Members explanatory statement

This would compel the Electoral Commission to implement the regulations in the Political Parties and Elections Act 2009 as soon as possible after the passing of this bill.”

Internal/general explanation: this would mean that the Electoral Commission would be required to implement laws banning non-doms from donating to political parties. This law has already received royal assent but is subject to the commission’s implementation. This needs to be enacted immediately to reduce undue foreign interference in our elections. 

Speaker’s notes

  • Regardless of which party is responsible, allowing wealthy people to influence our elections disproportionately simply because they can offer greater wealth to your party is always a mistake. 

  • Non-doms should not be afforded disproportionate political influence. This essentially allows richer people to influence politics more simply because they have wealth. This is a slippery slope to oligarchy - and we all know how that can turn out. 

  • Avoiding undue foreign influence in our elections should be easy - we already have the legislation drawn up and afforded Royal Assent in the Elections Act 2009. All we need to do now is implement it. 

Additional Amendment 3:

“Page 20, line 20, at end insert - 

1F Statutory duty for a Select Committee inquiry on the impact of extending the franchise.

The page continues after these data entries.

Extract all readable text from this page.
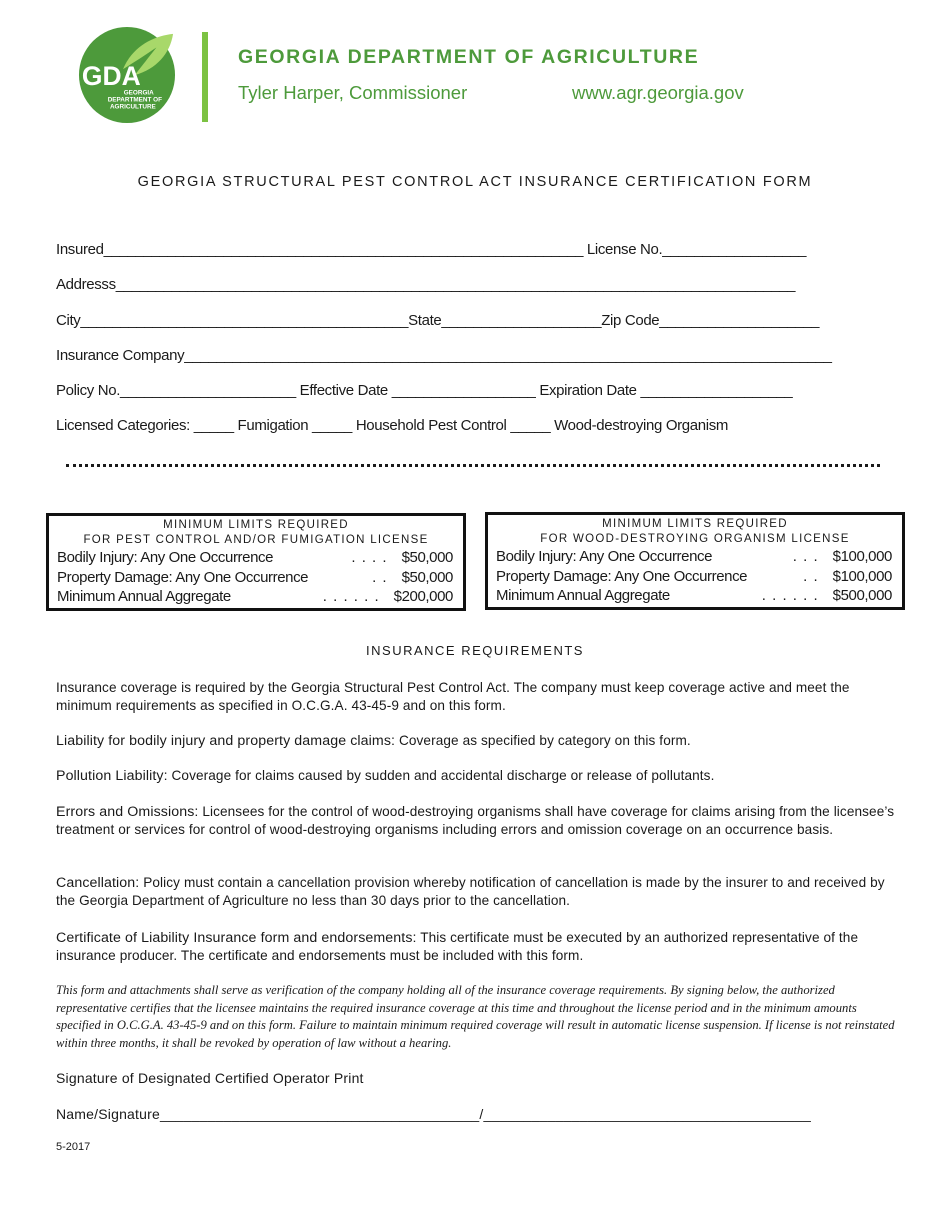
GDA
GEORGIA
DEPARTMENT OF
AGRICULTURE
GEORGIA DEPARTMENT OF AGRICULTURE
Tyler Harper, Commissioner	www.agr.georgia.gov
GEORGIA STRUCTURAL PEST CONTROL ACT INSURANCE CERTIFICATION FORM
Insured____________________________________________________________ License No.__________________
Addresss_____________________________________________________________________________________
City_________________________________________State____________________Zip Code____________________
Insurance Company_________________________________________________________________________________
Policy No.______________________ Effective Date __________________ Expiration Date ___________________
Licensed Categories: _____ Fumigation _____ Household Pest Control _____ Wood-destroying Organism
MINIMUM LIMITS REQUIRED
FOR PEST CONTROL AND/OR FUMIGATION LICENSE
Bodily Injury: Any One Occurrence	. . . . $50,000
Property Damage: Any One Occurrence	. . $50,000
Minimum Annual Aggregate	. . . . . . $200,000
MINIMUM LIMITS REQUIRED
FOR WOOD-DESTROYING ORGANISM LICENSE
Bodily Injury: Any One Occurrence	. . . $100,000
Property Damage: Any One Occurrence	. . $100,000
Minimum Annual Aggregate	. . . . . . $500,000
INSURANCE REQUIREMENTS
Insurance coverage is required by the Georgia Structural Pest Control Act. The company must keep coverage active and meet the minimum requirements as specified in O.C.G.A. 43-45-9 and on this form.
Liability for bodily injury and property damage claims: Coverage as specified by category on this form.
Pollution Liability: Coverage for claims caused by sudden and accidental discharge or release of pollutants.
Errors and Omissions: Licensees for the control of wood-destroying organisms shall have coverage for claims arising from the licensee’s treatment or services for control of wood-destroying organisms including errors and omission coverage on an occurrence basis.
Cancellation: Policy must contain a cancellation provision whereby notification of cancellation is made by the insurer to and received by the Georgia Department of Agriculture no less than 30 days prior to the cancellation.
Certificate of Liability Insurance form and endorsements: This certificate must be executed by an authorized representative of the insurance producer. The certificate and endorsements must be included with this form.
This form and attachments shall serve as verification of the company holding all of the insurance coverage requirements. By signing below, the authorized representative certifies that the licensee maintains the required insurance coverage at this time and throughout the license period and in the minimum amounts specified in O.C.G.A. 43-45-9 and on this form. Failure to maintain minimum required coverage will result in automatic license suspension. If license is not reinstated within three months, it shall be revoked by operation of law without a hearing.
Signature of Designated Certified Operator Print
Name/Signature________________________________________/_________________________________________
5-2017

Following the first general election after which the franchise is extended to all British citizens, a Select Committee will be required to produce impact reports on the effect of the extension of the franchise on constituency numbers and demographics.”

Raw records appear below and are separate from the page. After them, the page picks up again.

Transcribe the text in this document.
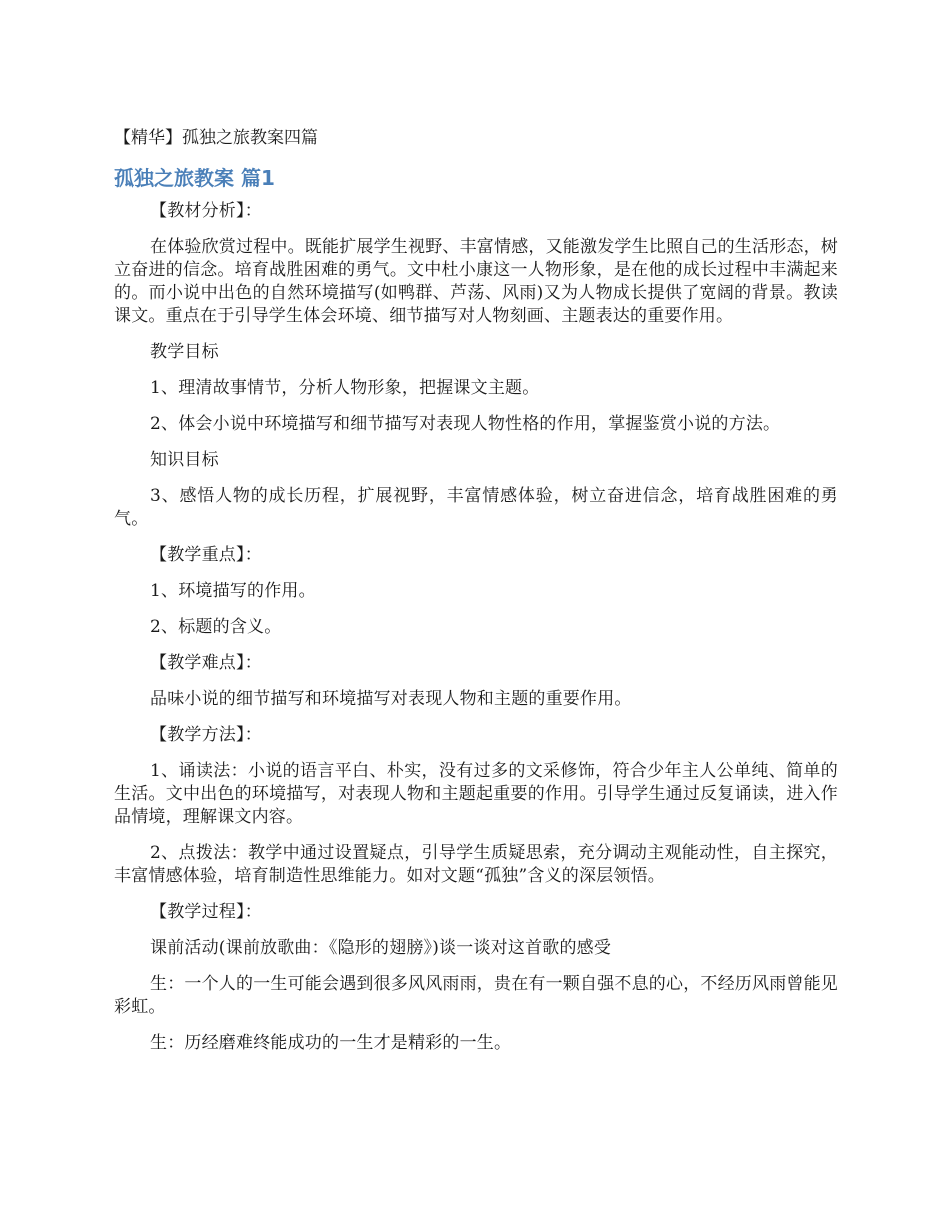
【精华】孤独之旅教案四篇

孤独之旅教案 篇1

【教材分析】：

在体验欣赏过程中。既能扩展学生视野、丰富情感，又能激发学生比照自己的生活形态，树立奋进的信念。培育战胜困难的勇气。文中杜小康这一人物形象，是在他的成长过程中丰满起来的。而小说中出色的自然环境描写(如鸭群、芦荡、风雨)又为人物成长提供了宽阔的背景。教读课文。重点在于引导学生体会环境、细节描写对人物刻画、主题表达的重要作用。

教学目标

1、理清故事情节，分析人物形象，把握课文主题。

2、体会小说中环境描写和细节描写对表现人物性格的作用，掌握鉴赏小说的方法。

知识目标

3、感悟人物的成长历程，扩展视野，丰富情感体验，树立奋进信念，培育战胜困难的勇气。

【教学重点】：

1、环境描写的作用。

2、标题的含义。

【教学难点】：

品味小说的细节描写和环境描写对表现人物和主题的重要作用。

【教学方法】：

1、诵读法：小说的语言平白、朴实，没有过多的文采修饰，符合少年主人公单纯、简单的生活。文中出色的环境描写，对表现人物和主题起重要的作用。引导学生通过反复诵读，进入作品情境，理解课文内容。

2、点拨法：教学中通过设置疑点，引导学生质疑思索，充分调动主观能动性，自主探究，丰富情感体验，培育制造性思维能力。如对文题“孤独”含义的深层领悟。

【教学过程】：

课前活动(课前放歌曲：《隐形的翅膀》)谈一谈对这首歌的感受

生：一个人的一生可能会遇到很多风风雨雨，贵在有一颗自强不息的心，不经历风雨曾能见彩虹。

生：历经磨难终能成功的一生才是精彩的一生。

Members explanatory statement

This would require an assessment of how the extension of the franchise to all overseas British citizens is affecting the make-up of constituencies.“

Internal/general explanation: in the event that the franchise is extended to all British citizens overseas, we may find that certain constituencies change dramatically in terms of the number of electors. This amendment would require a review of those changes following the first general election after the franchise is extended. 

Speaker’s notes

  • We have not yet conducted an assessment of what the results of expanding the franchise to all overseas British citizens will be.

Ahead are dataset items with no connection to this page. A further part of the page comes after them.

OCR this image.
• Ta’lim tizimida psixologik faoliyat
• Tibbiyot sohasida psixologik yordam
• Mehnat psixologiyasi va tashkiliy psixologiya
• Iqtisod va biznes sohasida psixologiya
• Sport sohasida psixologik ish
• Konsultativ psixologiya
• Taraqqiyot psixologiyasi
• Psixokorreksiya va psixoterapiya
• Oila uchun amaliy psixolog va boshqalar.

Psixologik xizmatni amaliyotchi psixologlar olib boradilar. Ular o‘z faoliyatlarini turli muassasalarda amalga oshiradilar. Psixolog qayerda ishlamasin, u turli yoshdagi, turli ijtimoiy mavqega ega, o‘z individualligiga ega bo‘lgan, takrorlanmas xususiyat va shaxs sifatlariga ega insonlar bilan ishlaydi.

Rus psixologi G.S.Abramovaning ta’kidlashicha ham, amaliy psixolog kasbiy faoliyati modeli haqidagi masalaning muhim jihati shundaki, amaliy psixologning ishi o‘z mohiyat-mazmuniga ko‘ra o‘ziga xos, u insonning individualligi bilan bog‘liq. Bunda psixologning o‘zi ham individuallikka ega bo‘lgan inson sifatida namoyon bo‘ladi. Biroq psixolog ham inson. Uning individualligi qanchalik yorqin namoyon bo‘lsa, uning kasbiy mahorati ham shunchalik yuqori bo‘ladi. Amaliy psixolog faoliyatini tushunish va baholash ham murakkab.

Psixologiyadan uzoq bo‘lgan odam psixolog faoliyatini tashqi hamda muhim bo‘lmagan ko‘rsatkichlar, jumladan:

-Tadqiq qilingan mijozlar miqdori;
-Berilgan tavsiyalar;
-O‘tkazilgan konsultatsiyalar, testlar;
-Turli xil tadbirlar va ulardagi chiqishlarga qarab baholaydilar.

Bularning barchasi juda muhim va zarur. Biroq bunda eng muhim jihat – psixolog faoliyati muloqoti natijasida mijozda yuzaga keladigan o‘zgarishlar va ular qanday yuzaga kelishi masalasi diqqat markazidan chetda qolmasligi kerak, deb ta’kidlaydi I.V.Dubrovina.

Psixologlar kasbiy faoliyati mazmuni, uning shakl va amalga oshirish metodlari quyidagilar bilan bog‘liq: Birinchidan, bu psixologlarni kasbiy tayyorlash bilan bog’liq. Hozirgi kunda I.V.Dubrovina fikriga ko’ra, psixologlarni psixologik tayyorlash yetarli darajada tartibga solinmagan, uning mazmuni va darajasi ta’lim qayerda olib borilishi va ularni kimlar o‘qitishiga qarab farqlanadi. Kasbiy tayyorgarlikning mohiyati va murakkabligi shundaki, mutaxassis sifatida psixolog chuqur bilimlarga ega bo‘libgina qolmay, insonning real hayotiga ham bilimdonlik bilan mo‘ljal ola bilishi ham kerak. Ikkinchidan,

  • We need to understand whether certain constituencies will be disproportionately impacted and whether expat votes will be funnelled back into specific constituencies or regions. This is something that we need to analyse as it could significantly either change the balance of our constituencies or leave certain constituencies without the representation they voted for. 

Additional Amendment 4

This requires a new clause to be added to the Bill.

After Clause 12

“Insert the following new clause

  • Section 54 of PPERA is amended as follows
  • In subsection (2)(a) after ‘register’ insert ‘and is resident in the UK’.”

Members explanatory statement

This would require individual donors to UK political parties to be resident in the UK

Internal/general explanation: This amendment avoids the expansion of the franchise becoming something which enables more political donations from opaque foreign sources. This will instead limit donations to those who live and work in the UK, adding another tier which will further link an individual’s ability to influence UK politics to living and working in this country. 

Speaker’s notes

  • It should make sense that those living and working in a particular country ought to have the greatest stake in its politics. They are the people who are affected most by what happens in the political sphere.

  • Donations to political parties allow individuals to make a tangible difference to the quality and reach (and even direction of) a party’s campaigns. This extra influence should therefore be confined to those who will feel that difference most - those who live in the UK. 

  • This will also help with removing dodgy foreign influences from UK general elections.